By: Sarah Vordermeier
Updated on 14.05.2024

According to the World Health Organization, more than one in three people worldwide suffer from high cholesterol. Medications such as statins can protect you from heart problems caused by high cholesterol levels. But the right diet – that is, a low cholesterol diet – and an appropriate exercise routine can also help promote a normal cholesterol level.

For a long time, eggs were demonised because of their high cholesterol content. But not all cholesterol is alike. In medicine, we differentiate between healthy HDL cholesterol and unhealthy LDL cholesterol. And eggs are bursting with healthy HDL cholesterol, which can even protect you from cardiovascular disease.

Find out what cholesterol does for your body and why LDL cholesterol can be so harmful to your health. Let us inform you of ways to lower cholesterol – be it through a low cholesterol diet or exercise – and generally how to maintain a normal cholesterol level.

What is cholesterol?

Cholesterol is a lipophilic substance produced in the liver. This blood fat stabilises our cell membranes and helps with digesting fat. The body produces crucial hormones such as oestrogen, cortisol and vitamin D from cholesterol. We also consume cholesterol through our diet – the more cholesterol we consume, the less cholesterol the liver produces. [1, 2]

LDL versus HDL cholesterol: what’s the difference?

Cholesterol does not flow freely through the body; it is found in two special proteins: HDL and LDL proteins. While HDL proteins absorb cholesterol from the body cells and transport it to the liver, LDL proteins incorporate cholesterol into the cell membranes. High levels of LDL cholesterol cause health problems such as high blood pressure and other cardiovascular diseases.[1]

Did you know that 75 per cent of the total cholesterol in our body is tied to LDL proteins?[3]
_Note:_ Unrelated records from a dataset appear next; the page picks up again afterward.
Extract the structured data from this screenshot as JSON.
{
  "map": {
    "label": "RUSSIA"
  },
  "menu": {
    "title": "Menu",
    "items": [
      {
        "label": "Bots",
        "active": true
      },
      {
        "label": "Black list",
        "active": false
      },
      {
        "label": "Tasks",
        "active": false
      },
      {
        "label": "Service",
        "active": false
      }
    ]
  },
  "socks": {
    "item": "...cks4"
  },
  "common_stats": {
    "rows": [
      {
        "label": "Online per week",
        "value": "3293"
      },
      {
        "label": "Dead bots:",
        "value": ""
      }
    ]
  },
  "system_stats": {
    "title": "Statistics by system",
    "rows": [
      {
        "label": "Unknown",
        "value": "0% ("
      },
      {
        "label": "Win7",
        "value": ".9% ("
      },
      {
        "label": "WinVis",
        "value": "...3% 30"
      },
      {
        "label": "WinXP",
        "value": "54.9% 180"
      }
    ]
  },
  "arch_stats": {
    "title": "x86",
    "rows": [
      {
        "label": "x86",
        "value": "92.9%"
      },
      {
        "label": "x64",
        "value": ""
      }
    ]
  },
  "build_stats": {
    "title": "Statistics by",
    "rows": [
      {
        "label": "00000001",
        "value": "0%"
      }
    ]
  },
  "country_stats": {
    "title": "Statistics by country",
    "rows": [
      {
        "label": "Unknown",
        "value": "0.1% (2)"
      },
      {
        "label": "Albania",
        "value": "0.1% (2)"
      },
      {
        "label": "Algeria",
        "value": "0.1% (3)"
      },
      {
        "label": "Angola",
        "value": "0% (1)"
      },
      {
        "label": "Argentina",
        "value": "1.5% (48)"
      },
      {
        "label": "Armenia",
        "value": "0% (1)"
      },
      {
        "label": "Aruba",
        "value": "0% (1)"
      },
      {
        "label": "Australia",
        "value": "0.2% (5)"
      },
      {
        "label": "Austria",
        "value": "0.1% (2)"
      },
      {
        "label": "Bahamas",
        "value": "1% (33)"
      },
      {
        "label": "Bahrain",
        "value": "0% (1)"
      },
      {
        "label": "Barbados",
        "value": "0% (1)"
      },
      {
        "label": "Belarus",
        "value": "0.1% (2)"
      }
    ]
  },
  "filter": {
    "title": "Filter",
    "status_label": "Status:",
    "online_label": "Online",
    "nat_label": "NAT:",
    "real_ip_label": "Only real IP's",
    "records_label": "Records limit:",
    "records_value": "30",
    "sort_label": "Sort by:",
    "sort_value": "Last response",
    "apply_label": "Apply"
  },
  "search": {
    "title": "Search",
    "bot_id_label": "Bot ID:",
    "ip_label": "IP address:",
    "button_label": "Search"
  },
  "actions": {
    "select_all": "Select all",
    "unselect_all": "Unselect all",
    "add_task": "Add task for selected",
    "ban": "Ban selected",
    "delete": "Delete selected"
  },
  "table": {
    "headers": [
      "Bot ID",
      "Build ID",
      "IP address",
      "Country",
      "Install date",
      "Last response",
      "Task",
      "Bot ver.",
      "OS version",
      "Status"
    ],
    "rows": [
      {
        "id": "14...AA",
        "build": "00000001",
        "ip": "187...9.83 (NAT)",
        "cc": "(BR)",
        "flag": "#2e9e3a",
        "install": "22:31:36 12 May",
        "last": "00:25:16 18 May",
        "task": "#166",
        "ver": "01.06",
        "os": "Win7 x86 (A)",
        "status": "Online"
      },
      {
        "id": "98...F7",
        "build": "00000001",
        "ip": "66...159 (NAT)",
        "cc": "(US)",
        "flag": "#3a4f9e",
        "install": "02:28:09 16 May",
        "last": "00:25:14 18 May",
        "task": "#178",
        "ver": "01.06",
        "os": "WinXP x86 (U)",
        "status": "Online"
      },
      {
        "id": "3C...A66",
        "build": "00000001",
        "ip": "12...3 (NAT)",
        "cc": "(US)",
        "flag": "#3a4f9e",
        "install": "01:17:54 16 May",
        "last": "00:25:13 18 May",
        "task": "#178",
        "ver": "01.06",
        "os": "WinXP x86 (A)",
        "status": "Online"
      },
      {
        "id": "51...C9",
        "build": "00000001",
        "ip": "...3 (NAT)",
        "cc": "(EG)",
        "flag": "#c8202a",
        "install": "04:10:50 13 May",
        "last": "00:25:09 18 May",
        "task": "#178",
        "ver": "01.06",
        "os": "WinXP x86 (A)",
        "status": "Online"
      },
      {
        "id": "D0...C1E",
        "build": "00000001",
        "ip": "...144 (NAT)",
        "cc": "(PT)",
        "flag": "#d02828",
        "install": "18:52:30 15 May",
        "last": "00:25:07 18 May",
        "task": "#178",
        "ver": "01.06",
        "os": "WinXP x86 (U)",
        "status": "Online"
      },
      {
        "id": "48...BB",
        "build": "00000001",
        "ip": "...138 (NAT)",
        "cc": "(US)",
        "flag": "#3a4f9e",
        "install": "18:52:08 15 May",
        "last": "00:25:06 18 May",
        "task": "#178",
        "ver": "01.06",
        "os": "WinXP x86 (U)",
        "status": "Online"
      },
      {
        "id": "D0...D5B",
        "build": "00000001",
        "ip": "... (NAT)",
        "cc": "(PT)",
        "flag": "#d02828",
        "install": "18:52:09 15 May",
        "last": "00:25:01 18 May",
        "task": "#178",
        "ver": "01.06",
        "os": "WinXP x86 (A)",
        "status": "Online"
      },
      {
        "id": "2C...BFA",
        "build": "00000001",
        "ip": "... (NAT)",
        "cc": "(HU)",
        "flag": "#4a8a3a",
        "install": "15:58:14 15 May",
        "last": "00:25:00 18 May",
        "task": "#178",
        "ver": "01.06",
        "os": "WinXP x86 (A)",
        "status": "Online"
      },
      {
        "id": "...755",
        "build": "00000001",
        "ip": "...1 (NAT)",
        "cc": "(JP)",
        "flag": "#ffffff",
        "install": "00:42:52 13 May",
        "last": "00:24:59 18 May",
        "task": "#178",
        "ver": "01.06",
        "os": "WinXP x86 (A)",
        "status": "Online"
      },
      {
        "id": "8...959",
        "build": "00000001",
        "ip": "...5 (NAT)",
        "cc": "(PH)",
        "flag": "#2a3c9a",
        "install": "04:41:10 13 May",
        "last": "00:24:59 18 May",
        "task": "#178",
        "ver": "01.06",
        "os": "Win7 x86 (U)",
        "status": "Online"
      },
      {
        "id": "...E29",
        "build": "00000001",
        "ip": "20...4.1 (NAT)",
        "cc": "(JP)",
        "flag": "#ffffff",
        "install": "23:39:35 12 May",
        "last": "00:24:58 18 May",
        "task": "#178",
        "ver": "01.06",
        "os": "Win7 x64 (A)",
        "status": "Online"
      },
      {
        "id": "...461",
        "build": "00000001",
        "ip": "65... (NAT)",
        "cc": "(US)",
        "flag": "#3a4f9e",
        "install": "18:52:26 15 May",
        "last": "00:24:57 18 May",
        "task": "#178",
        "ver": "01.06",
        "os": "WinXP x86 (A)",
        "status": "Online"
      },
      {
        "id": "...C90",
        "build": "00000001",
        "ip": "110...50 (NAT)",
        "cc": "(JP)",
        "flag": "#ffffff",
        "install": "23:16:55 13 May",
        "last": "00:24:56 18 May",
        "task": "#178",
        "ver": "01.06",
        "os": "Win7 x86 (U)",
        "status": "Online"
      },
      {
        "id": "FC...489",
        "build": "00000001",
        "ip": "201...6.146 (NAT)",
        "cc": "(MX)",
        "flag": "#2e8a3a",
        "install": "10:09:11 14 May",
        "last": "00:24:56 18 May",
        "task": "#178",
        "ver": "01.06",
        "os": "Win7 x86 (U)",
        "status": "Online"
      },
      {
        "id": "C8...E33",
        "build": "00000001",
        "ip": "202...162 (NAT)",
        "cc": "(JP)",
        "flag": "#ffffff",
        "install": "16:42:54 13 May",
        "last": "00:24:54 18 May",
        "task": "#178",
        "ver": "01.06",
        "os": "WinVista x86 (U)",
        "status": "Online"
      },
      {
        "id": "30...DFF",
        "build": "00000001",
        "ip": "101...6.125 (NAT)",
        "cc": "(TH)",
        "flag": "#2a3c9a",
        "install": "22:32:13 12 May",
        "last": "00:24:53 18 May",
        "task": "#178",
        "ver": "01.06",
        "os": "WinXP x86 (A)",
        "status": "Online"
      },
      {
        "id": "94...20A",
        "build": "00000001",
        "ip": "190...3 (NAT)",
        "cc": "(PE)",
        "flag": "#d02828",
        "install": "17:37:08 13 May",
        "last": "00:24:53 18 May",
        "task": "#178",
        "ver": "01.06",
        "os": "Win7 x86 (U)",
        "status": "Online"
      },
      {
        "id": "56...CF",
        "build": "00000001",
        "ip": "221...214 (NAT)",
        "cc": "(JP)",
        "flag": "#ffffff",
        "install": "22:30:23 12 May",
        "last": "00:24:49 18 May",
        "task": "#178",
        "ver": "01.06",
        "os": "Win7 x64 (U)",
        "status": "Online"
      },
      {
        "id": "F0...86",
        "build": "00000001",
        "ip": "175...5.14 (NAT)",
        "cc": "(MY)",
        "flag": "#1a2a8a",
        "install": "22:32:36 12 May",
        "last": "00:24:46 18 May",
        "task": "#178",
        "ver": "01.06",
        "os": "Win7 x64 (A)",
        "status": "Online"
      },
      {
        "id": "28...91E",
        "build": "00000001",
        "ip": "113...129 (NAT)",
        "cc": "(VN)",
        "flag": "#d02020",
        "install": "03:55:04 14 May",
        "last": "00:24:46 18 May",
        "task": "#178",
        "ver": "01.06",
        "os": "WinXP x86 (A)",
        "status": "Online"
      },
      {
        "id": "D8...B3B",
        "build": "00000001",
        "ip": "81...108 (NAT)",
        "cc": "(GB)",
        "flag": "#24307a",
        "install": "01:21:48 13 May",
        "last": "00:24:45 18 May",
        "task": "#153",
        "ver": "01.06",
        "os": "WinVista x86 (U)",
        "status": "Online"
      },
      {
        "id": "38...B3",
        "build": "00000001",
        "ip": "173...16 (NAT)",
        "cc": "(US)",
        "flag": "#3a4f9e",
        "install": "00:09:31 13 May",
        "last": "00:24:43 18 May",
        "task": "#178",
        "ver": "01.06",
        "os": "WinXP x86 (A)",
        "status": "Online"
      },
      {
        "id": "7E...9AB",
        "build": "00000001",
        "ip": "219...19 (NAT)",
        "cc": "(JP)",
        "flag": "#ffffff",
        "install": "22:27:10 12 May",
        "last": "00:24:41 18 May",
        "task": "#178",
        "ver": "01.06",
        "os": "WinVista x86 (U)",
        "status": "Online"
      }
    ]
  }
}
What happens if your LDL is too high?

The ratio of LDL and HDL cholesterol is highly relevant for your health – the concentration of LDL cholesterol should not be higher than the HDL cholesterol!

If the proportion of LDL cholesterol in your total cholesterol level is too high, and that of HDL cholesterol is too low, more and more proteins are deposited in the cell membranes. The LDL cholesterol takes them there, but the HDL cholesterol cannot transport them away fast enough. Over time, your blood vessels calcify, increasing the risk of heart attacks, strokes and blood clots. In addition, because blood flow is disrupted, vital nutrients cannot reach the body’s cells.[1, 4]

What are causes of high cholesterol?

Elevated LDL and low HDL levels are detrimental to your heart health. Both lifestyle and genetic predisposition can affect your cholesterol levels.[1, 4]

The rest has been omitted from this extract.